Council not liable for developer’s economic loss flowing from issuing of inaccurate planning certificate6 April 2018 | State & Local Authorities
Queensland Court of Appeal overturns trial judge decision and finds local council not liable for issuing a planning certificate which contained incorrect information, given that the certificate was not requested by or issued to the plaintiff.
- Whether a local authority owed a duty to a prospective purchaser when issuing a planning certificate.
The plaintiff purchased a block of land in 2008 believing that under the Local Planning Scheme, it was zoned as “Town” and “Industrial”. In fact, the land was zoned “Rural” but with a conditional approval for material change of use which permitted some forms of industrial development.
The Integrated Planning Act 1997 (Qld) required the Council to produce a planning certificate upon receipt of a request and payment of the relevant fee. A limited planning certificate was requested and obtained by a firm of solicitors acting for the prior owner of the property (from whom the plaintiff purchased the property) after they purchased the property. The content of the certificate came to be in the possession of the plaintiff prior to their purchase of the land. It was not in issue that the certificate issued by the Council was defective in a number of respects. In particular, it indicated that the zoning was “Industrial” when in fact the correct zone was “Rural”. It also referred to the wrong block of land.

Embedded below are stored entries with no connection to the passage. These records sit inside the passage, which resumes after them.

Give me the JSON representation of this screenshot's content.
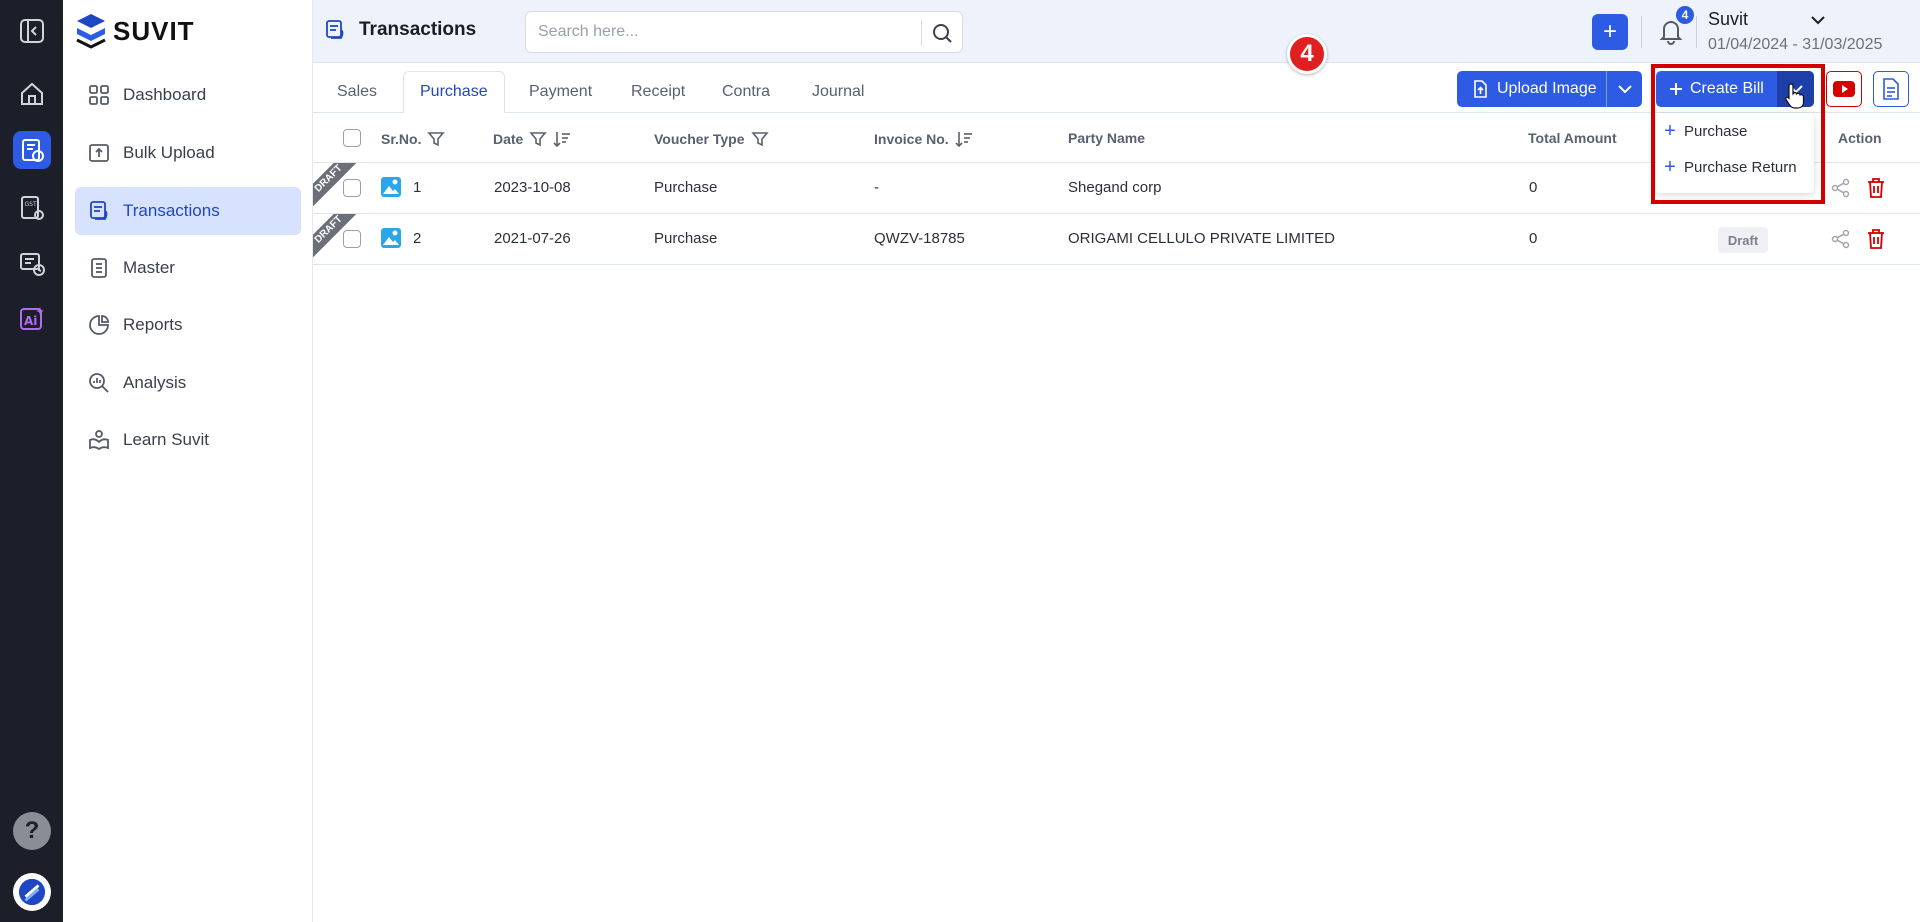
{
  "brand": {
    "name": "SUVIT"
  },
  "sidebar": {
    "items": [
      {
        "label": "Dashboard",
        "icon": "grid-icon"
      },
      {
        "label": "Bulk Upload",
        "icon": "upload-icon"
      },
      {
        "label": "Transactions",
        "icon": "transactions-icon",
        "active": true
      },
      {
        "label": "Master",
        "icon": "master-icon"
      },
      {
        "label": "Reports",
        "icon": "pie-chart-icon"
      },
      {
        "label": "Analysis",
        "icon": "analysis-icon"
      },
      {
        "label": "Learn Suvit",
        "icon": "learn-icon"
      }
    ]
  },
  "rail": {
    "help": "?"
  },
  "header": {
    "title": "Transactions",
    "search_placeholder": "Search here...",
    "plus": "+",
    "notifications_count": "4",
    "company": "Suvit",
    "period": "01/04/2024 - 31/03/2025",
    "step_badge": "4"
  },
  "tabs": [
    {
      "label": "Sales"
    },
    {
      "label": "Purchase",
      "active": true
    },
    {
      "label": "Payment"
    },
    {
      "label": "Receipt"
    },
    {
      "label": "Contra"
    },
    {
      "label": "Journal"
    }
  ],
  "toolbar": {
    "upload_label": "Upload Image",
    "create_label": "Create Bill",
    "create_menu": [
      "Purchase",
      "Purchase Return"
    ]
  },
  "table": {
    "headers": {
      "srno": "Sr.No.",
      "date": "Date",
      "voucher_type": "Voucher Type",
      "invoice_no": "Invoice No.",
      "party_name": "Party Name",
      "total_amount": "Total Amount",
      "action": "Action"
    },
    "rows": [
      {
        "ribbon": "DRAFT",
        "srno": "1",
        "date": "2023-10-08",
        "voucher_type": "Purchase",
        "invoice_no": "-",
        "party_name": "Shegand corp",
        "total_amount": "0",
        "status": ""
      },
      {
        "ribbon": "DRAFT",
        "srno": "2",
        "date": "2021-07-26",
        "voucher_type": "Purchase",
        "invoice_no": "QWZV-18785",
        "party_name": "ORIGAMI CELLULO PRIVATE LIMITED",
        "total_amount": "0",
        "status": "Draft"
      }
    ]
  },
  "colors": {
    "accent": "#2d5be3",
    "rail": "#1c1e2a",
    "danger": "#d40000"
  }
}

The plaintiff alleged that it would not have purchased the land if the true position had been known. The plaintiff claimed damages against Council for negligent misrepresentation. Council disputed it owed a duty to the plaintiff given that the certificate was not requested by or issued to it.
The Decision at Trial
The trial judge found that the Council did owe a duty to the plaintiff to take reasonable care in describing the zone and precinct in the certificate. He was satisfied that the plaintiff was within the recognised class of persons where a duty of care is owed when providing information and advice which would be likely to lead a party into a transaction in reliance on the information and advice thereby risking economic loss if the statement was untrue or the advice was unsound. The trial judge found that the class of persons to be considered included a potential purchaser of the property, the subject of the certificate.
The Decision on Appeal
The Queensland Court of Appeal overturned the decision of the trial judge finding that “there was no rational way to define a class of which the respondent [the plaintiff] was a member other than in very broad terms”. The Court of Appeal found the class would not only include potential purchasers and owners but also tenants, lenders and investors. It was foreseeable that the previous owner (and the entity for which the certificate was requested) might pass on the information to any of that broad class of persons. The Court of Appeal found there was no basis for concluding that the Council intended, knew or ought to have known that a person in the class of persons of the plaintiff would buy the property in reliance upon the zoning information in the certificate without further enquiry. The Court of Appeal held that the class of persons would be confined to those to whom the certificate is supplied.
Implications for you
Local Councils may take some comfort that the Court of Appeal decision brings the matter back in line with the High Court decisions for pure economic loss claims arising from negligent misstatements. Nevertheless, the decision by the trial judge does show that there can be a relatively fine line between being in the class of persons to which a duty is owed and outside that class. It is therefore a reminder that local authorities need to take care when exercising their statutory powers, such as issuing a planning certificate, to ensure that the information contained in them is accurate.